Hi Everybody - I'm Da Weiner from New Jersey. I have been stalking this forum for a while! I hope to talk with you guys and share my experiences and plans for Halloween and maybe pick your brains for the props I have in mind this year but also just to be able to talk about Halloween 24/7/365.


----------



## DeathTouch (Sep 6, 2005)

Hey Da weiner, I am glad you made it to the welcome room. Don't forget about the Chat room on Sat. It is a blast.


----------



## Zombie-F (Apr 12, 2004)

Hey, welcome aboard Da Weiner. hehehehe. Da Weiner... hehehehe.


----------



## Frighteners Entertainment (Jan 24, 2006)

Welcome! Hehehehe ,he said weiner


----------



## Death's Door (Mar 22, 2006)

That's my name - don't wear it out!!! haha Instead of The Halloweiner, I use Da Weiner.

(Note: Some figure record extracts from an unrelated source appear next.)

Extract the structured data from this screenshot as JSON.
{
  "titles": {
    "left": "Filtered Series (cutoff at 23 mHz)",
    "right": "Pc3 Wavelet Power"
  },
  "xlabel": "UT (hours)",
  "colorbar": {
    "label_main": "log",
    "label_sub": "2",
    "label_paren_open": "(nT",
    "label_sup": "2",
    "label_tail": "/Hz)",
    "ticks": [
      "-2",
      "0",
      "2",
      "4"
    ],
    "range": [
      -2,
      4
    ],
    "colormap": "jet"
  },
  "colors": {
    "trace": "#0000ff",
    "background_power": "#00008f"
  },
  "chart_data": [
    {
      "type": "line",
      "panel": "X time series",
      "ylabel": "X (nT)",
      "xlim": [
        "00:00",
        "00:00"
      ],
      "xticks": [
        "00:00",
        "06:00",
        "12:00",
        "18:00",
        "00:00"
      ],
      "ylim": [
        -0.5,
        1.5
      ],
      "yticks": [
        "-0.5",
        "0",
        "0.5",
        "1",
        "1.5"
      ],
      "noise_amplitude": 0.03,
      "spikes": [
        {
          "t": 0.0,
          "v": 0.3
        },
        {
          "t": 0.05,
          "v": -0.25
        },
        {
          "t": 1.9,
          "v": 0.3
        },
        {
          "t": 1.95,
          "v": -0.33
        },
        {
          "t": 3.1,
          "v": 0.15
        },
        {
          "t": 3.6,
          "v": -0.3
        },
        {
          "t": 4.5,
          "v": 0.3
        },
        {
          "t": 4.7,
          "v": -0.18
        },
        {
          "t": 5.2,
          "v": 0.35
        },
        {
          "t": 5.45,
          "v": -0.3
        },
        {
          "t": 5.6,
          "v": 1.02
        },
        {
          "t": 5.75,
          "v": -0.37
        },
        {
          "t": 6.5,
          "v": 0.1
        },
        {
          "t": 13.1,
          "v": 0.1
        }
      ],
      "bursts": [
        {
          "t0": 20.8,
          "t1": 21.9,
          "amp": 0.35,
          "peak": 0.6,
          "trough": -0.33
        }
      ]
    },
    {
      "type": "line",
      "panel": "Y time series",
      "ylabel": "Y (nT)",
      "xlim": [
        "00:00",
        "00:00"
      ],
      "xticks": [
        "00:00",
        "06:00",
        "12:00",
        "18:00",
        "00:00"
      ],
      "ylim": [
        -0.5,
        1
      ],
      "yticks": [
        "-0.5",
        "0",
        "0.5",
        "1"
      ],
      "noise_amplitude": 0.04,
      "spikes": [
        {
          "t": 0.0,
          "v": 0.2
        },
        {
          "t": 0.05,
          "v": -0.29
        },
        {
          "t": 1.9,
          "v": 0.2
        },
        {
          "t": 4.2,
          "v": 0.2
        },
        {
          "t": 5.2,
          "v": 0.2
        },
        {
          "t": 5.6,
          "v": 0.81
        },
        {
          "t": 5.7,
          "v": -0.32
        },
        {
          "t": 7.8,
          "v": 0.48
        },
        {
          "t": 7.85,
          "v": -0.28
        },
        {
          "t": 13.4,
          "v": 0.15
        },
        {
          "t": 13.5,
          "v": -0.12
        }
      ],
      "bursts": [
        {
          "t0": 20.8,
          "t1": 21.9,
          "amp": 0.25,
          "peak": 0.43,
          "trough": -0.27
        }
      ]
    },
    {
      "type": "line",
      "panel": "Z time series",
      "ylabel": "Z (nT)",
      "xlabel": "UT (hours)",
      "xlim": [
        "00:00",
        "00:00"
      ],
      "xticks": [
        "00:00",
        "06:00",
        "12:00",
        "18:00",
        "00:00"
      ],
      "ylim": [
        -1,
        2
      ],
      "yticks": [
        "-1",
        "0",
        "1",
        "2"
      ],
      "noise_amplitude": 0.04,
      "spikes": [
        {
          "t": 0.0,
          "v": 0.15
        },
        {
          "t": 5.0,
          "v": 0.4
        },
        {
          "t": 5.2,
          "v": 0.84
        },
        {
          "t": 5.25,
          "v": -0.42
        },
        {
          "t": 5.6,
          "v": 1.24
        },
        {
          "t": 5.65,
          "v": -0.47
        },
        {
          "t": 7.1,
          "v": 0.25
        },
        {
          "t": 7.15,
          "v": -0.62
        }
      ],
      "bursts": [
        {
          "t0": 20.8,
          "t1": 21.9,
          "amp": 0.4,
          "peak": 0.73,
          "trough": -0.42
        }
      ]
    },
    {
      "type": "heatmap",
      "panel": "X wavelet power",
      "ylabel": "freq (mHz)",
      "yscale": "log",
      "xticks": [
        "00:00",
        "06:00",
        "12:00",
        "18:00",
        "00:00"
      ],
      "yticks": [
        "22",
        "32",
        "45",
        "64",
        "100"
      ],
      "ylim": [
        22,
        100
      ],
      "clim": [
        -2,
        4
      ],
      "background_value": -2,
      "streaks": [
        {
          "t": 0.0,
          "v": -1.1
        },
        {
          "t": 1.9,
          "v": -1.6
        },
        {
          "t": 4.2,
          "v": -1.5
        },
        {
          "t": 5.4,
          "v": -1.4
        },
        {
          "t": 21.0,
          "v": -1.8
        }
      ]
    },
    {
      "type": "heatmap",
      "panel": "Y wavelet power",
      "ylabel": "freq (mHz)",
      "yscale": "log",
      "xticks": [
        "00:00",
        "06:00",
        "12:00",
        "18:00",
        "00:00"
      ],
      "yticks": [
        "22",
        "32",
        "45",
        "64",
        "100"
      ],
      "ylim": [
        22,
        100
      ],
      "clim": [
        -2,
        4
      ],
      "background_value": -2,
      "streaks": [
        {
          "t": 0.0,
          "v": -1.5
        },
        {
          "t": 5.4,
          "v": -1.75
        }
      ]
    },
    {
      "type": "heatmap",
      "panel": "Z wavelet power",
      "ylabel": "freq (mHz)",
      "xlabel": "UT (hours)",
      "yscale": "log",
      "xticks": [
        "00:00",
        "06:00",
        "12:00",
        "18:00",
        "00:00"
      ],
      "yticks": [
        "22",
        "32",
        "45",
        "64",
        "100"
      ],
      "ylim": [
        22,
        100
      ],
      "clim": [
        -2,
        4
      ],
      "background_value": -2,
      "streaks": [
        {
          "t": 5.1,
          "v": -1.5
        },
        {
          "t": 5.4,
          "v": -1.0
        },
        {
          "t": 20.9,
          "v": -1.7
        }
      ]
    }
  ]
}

I think it makes sense.


----------



## Otaku (Dec 3, 2004)

Welcome! Hope you enjoy life on the Street!


----------



## Vlad (Aug 2, 2005)

Ahhh, a fellow countryman! Welcome to the NJ contingent of Unpleasant Street Da. I'm up in Passaic County, Trishaanne is from NJ also. Glad you're here!


----------



## trishaanne (Aug 20, 2005)

Vlad....quit telling everyone where to find me.....dammit!!!!! Just kidding...welcome aboard. Looks like we have more haunters in this state than we knew!! Can't wait to share ideas with you.


----------



## claymud (Aug 21, 2005)

Welcome to the street... tell me have you seen the Jersey Devil?


----------



## Death's Door (Mar 22, 2006)

It's great to know that Halloween is alive and well in New Jersey. In my town, my house is usually one the attractions and we get a lot of weiners (over 300). I absolutely love it!!!:googly:


----------



## Hella (Feb 6, 2006)

Welcome to the Street :devil:


----------



## Sinister (Apr 18, 2004)

Welkommen! :jol:


----------



## TipoDeemin (Oct 8, 2005)

Welcome!


----------



## Blackwidow (Jul 9, 2005)

Welcome to the forum DW


----------



## Death's Door (Mar 22, 2006)

Thanks everybody - Yes, I do believe I had a run in with the Jersey Devil. One of the times it was joyriding down in the woods. On this occassion, the new truck that we just bought that night we decided to take it down the woods and just cruise around. When we were riding around the woods all the sudden the lights would go out on the truck. They stayed off for about 5 minutes while in the woods. We had that truck for seven years and it never happened after that ride. That was weird.


----------



## Merlin (The Quiet One) (Feb 23, 2006)

Welcome


----------



## Michigal (Jan 3, 2006)

Hello from another lurker. You're lucky to get so many TOTers. If I get 3 I'm happy. Oh well, lots of candy left over for me. You can bet I buy the good stuff, too!


----------



## Frighteners Entertainment (Jan 24, 2006)

Michigal said:


> Hello from another lurker. You're lucky to get so many TOTers. If I get 3 I'm happy.


I can tell you from experience, that is where we started out with.
We might be lucky if we got 6 kids to stop by on Halloween night. That was back in the late 90's.
Since I started doing a Haunt ( I think it was in 2000 ) we went from about 150 on 1 night to about 300 - 700 a night for six nights.
We haven't even been in the paper ,on TV or radio (yet  ).

So, what I'm saying is "Build it and they will come"


----------